Glancing up at Nell, offering her a reassuring smile as she excuses herself, David opens his hands to take the books she offers. “I'll be sure to get them back to you,” the Master tells the Apprentice. Out of any of the Kindred gathered, David knows how much this must kill the Magician; having to leave before her bottomless curiosity is sated.
Feeling Katya's eyes on him, David turns more squarely towards her and nods appreciatively at her explanation. “It makes one wonder, doesn't it. If the Night is so strongly associated with the Underworld, is the Underworld itself the Night? I wonder if the Kindred of the time saw themselves as the Ammit.”
Each night, the Sun God himself stands before Osiris' benign judgment. What sins would the Sun confess to?

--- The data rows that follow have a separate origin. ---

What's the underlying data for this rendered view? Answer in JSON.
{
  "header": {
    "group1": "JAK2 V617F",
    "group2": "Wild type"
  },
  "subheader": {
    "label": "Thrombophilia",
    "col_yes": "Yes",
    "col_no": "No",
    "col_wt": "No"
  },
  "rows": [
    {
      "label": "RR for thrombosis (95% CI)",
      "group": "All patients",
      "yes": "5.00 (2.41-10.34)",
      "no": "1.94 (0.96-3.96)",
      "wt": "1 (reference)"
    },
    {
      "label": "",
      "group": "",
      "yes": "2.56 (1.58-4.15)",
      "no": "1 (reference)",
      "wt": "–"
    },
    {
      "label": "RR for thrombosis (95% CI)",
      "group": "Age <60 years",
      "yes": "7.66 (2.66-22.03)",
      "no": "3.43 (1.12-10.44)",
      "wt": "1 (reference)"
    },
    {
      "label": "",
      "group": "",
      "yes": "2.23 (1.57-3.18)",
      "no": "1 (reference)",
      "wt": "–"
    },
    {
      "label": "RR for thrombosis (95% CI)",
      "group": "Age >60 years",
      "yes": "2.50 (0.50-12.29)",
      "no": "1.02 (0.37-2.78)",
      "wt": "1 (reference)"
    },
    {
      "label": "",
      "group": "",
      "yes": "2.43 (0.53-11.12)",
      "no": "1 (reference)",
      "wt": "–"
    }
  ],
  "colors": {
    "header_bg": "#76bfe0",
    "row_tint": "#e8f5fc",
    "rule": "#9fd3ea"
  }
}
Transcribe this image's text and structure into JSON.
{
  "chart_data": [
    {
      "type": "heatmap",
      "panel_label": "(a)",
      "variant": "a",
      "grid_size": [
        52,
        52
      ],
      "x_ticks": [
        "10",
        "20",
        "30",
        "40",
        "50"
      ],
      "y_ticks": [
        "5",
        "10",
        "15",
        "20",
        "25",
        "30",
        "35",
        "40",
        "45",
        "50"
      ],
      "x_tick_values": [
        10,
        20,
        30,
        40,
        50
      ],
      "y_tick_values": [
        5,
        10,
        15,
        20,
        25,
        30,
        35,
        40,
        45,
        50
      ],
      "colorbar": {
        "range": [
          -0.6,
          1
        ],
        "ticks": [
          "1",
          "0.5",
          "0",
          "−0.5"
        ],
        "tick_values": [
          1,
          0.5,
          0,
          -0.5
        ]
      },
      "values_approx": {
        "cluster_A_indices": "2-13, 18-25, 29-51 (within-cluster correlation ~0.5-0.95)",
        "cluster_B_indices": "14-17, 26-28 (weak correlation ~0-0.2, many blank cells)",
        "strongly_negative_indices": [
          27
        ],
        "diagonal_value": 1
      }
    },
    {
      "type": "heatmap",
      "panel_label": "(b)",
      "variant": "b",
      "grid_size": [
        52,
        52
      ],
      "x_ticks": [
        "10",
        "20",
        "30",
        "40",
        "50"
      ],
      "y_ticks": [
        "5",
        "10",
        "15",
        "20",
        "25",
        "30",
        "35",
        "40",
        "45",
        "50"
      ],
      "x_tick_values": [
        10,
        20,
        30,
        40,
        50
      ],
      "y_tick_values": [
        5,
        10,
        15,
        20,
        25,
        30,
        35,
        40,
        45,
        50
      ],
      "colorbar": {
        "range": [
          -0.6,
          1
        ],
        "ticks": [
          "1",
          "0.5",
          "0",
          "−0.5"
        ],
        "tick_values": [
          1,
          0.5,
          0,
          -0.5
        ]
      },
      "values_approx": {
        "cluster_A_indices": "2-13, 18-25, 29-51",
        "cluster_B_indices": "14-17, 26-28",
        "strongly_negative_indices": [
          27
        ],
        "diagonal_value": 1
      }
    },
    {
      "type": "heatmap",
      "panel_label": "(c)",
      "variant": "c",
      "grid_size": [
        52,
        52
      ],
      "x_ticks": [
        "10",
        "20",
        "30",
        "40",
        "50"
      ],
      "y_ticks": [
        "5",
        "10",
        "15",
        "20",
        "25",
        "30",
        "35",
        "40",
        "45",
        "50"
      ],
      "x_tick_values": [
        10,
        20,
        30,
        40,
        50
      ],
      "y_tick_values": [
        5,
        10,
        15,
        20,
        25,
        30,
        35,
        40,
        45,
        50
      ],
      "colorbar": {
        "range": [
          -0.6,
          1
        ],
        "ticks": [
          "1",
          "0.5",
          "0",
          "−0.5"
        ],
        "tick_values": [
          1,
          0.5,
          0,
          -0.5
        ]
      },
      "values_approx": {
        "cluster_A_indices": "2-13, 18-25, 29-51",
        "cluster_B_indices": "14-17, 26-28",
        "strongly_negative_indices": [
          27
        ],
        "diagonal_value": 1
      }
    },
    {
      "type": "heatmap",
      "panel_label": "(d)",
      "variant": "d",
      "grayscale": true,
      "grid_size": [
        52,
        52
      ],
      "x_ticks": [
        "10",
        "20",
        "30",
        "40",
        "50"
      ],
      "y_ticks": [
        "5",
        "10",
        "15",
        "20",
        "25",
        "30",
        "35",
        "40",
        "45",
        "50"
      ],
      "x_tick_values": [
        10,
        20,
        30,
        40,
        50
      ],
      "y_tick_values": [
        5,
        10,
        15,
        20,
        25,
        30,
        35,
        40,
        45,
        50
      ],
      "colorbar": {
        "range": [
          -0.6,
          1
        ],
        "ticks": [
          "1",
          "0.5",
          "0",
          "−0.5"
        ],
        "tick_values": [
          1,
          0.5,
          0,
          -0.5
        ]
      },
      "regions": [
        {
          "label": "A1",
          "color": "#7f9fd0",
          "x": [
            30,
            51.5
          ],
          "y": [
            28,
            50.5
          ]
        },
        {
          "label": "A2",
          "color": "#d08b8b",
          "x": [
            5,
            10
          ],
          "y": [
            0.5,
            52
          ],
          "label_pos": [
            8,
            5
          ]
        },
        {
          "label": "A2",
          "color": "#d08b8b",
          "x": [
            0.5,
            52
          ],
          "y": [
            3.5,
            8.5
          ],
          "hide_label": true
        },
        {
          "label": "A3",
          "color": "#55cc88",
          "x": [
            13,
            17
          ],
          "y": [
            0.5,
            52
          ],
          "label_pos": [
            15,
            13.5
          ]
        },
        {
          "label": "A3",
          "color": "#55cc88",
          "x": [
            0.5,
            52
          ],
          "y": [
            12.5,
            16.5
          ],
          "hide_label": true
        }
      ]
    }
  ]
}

“Even Khonsu, the God of the Moon, is usually depicted as mummified. An interesting thing to think about. I think I mentioned this,” David adds after a moment, “but I believe this is where the idiom of 'a heavy heart' originates, at least in meme form. Though in our more modern incarnation, 'heavy' is more grief than it is sin.”
There's a lot to take in, David knows. The Egyptian Pantheon moved and shifted like sand-dunes, dancing along the tides of both social mores and politics. It made some Gods come and go, merge with others or split apart all together. The Libitinarius applauds the solid grasp Katya gained in the short time she had. It took him far, far longer.